Posted by melaniebond


Market Commentary 26th April 2021
Equity Indices
During a week in which most major equity indices declined, the FTSE 100 moved 1.15% lower and the FTSE 250 declined by 0.67%.

Whilst UK economic data was positive last week, investor sentiment was negatively impacted by concerns around rising global Covid-19 cases. The recent surge in India, reportedly driven by a new variant of the virus, acted as a reminder that the pandemic is far from over. Investors voiced their concerns by reducing exposure to travel related stocks, with International Consolidated Airlines Group seeing their share price decline by 5.53% across the week.

Tobacco companies saw their share prices come under pressure after reports of the Biden administration considering nicotine limits for cigarettes sold in the US market. The proposals aim to reduce nicotine amounts below the level at which they become addictive. British American Tobacco saw their share price fall by 5.76%, whilst rival Imperial Brands saw a decline of 6.04%.

European equities were mixed, although most of the headline indices saw declines. Germany’s DAX index fell by 1.17%. The FTSE All World Index – Europe ex UK was broadly flat, moving 0.03% higher, with relatively strong performance in Swiss equities lifting the index. Investors in European equities were weighing up positive corporate news and economic data against concerns around rising coronavirus cases globally.

ASML, the Dutch semiconductor equipment company, raised their 2021 revenue forecasts, whilst Heineken and luxury goods maker Kering both reported strong Q1 earnings. A Eurozone Purchasing Managers Index (PMI) for April defied analyst expectations for a decline, with the index improving from March’s level to reach a 9 month high. Eurozone consumer confidence also rose to the highest level seen during the pandemic.

The German government passed legislation allowing stricter lockdown restrictions, with the ability to impose curfews and school closures in areas where infection rates are considered to be too high.

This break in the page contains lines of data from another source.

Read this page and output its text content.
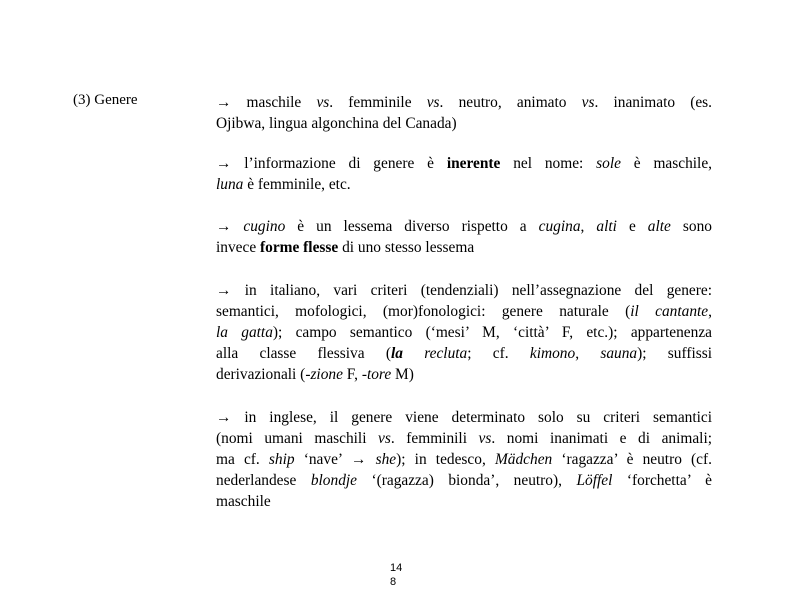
(3) Genere	→ maschile vs. femminile vs. neutro, animato vs. inanimato (es.
Ojibwa, lingua algonchina del Canada)
→ l’informazione di genere è inerente nel nome: sole è maschile,
luna è femminile, etc.
→ cugino è un lessema diverso rispetto a cugina, alti e alte sono
invece forme flesse di uno stesso lessema
→ in italiano, vari criteri (tendenziali) nell’assegnazione del genere:
semantici, mofologici, (mor)fonologici: genere naturale (il cantante,
la gatta); campo semantico (‘mesi’ M, ‘città’ F, etc.); appartenenza
alla classe flessiva (la recluta; cf. kimono, sauna); suffissi
derivazionali (-zione F, -tore M)
→ in inglese, il genere viene determinato solo su criteri semantici
(nomi umani maschili vs. femminili vs. nomi inanimati e di animali;
ma cf. ship ‘nave’ → she); in tedesco, Mädchen ‘ragazza’ è neutro (cf.
nederlandese blondje ‘(ragazza) bionda’, neutro), Löffel ‘forchetta’ è
maschile
14
8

On the positive side, vaccination rates across most of Europe remained at encouraging levels last week.

The S&P 500, Dow Jones Industrial Average and NASDAQ 100 all moved lower last week, registering declines of 0.13%, 0.46% and 0.72% respectively. The small-cap Russell 2000 index bucked the trend, rising by 0.41% across the week.

During a choppy week for US equity indices, investors appeared concerned by the prospect of Covid-19 variants hindering progress in the vaccination programme. In addition, sentiment on US equites turned negative after the Biden administration proposed a rise in capital gains tax, as well as some income tax rises for the highest earners.

Economic data was broadly positive, with the number of initial unemployment claims declining further and new home sales in the US rising to their highest level since 2006.

Asian equity markets saw mixed performance last week. The broad FTSE All World Index – Asia Pacific fell by 0.39%, whilst Japan’s Nikkei 225 declined by 2.23%. China’s Shanghai Composite Index rose by 1.39%.

With investors concerned about the prospect of strict lockdowns in Japan amidst a surge in coronavirus cases, Japanese equities experienced weakness last week. Data showing consumer prices fell by 0.1% in March added to the cautious sentiment.

After a period of weakness, Chinese equities regained some ground last week. Investors reacted positively to China’s central bank maintaining a dovish stance for a key policy rate, whilst the announcement of a number of market reforms from financial regulators in Beijing appeared to add to the risk on mood.

Bond Yields
The 10-Year Gilt yield was steady across the week, moving 2 basis points lower to 0.74%.

Closely watched UK data was positive last week, with optimism amongst UK manufacturers at the highest level seen for 48 years, house sales rising to their highest level since 2005 and Covid-19 cases remaining relatively low. Concerns around rising cases elsewhere across the globe appeared to prompt some investors to increase their exposure to Gilts, driving yields down slightly.

The 10-Year German Bund yield was flat across the week at -0.26%. During the early part of the week, optimism on the vaccination programme in Europe sent yields higher, before concerns about rising cases globally contributed to yields declining again as the week progressed.

The European Central Bank (ECB) kept monetary policy unchanged following their committee meeting last week. The ECB re-iterated their desire to keep borrowing costs low and indicated they would continue with their recently increased bond purchasing programme over the coming months.

The 10-Year US Treasury yield moved from 1.58% to 1.56% last week. Concerns around Covid-19 and Biden’s proposed tax increases appeared to drive increased purchases of treasuries last week, with the 10-Year yield declining as a result.
GBP / USD – Current 1.3876 Previous 1.3832

GBP / EUR – Current 1.1478 Previous 1.1551

The Pound gained 0.32% against the US Dollar and declined by 0.63% against the Euro, with optimism around the economic recovery and the vaccination programme in Europe prompting strength in the Euro last week.

Gold remained in ‘no man’s land’, with the spot price moving 0.04% higher to $1,777.20 per ounce.
Oil prices remained close to their recent highs last week, with the Brent Crude spot price falling by 1% to $66.11 per barrel.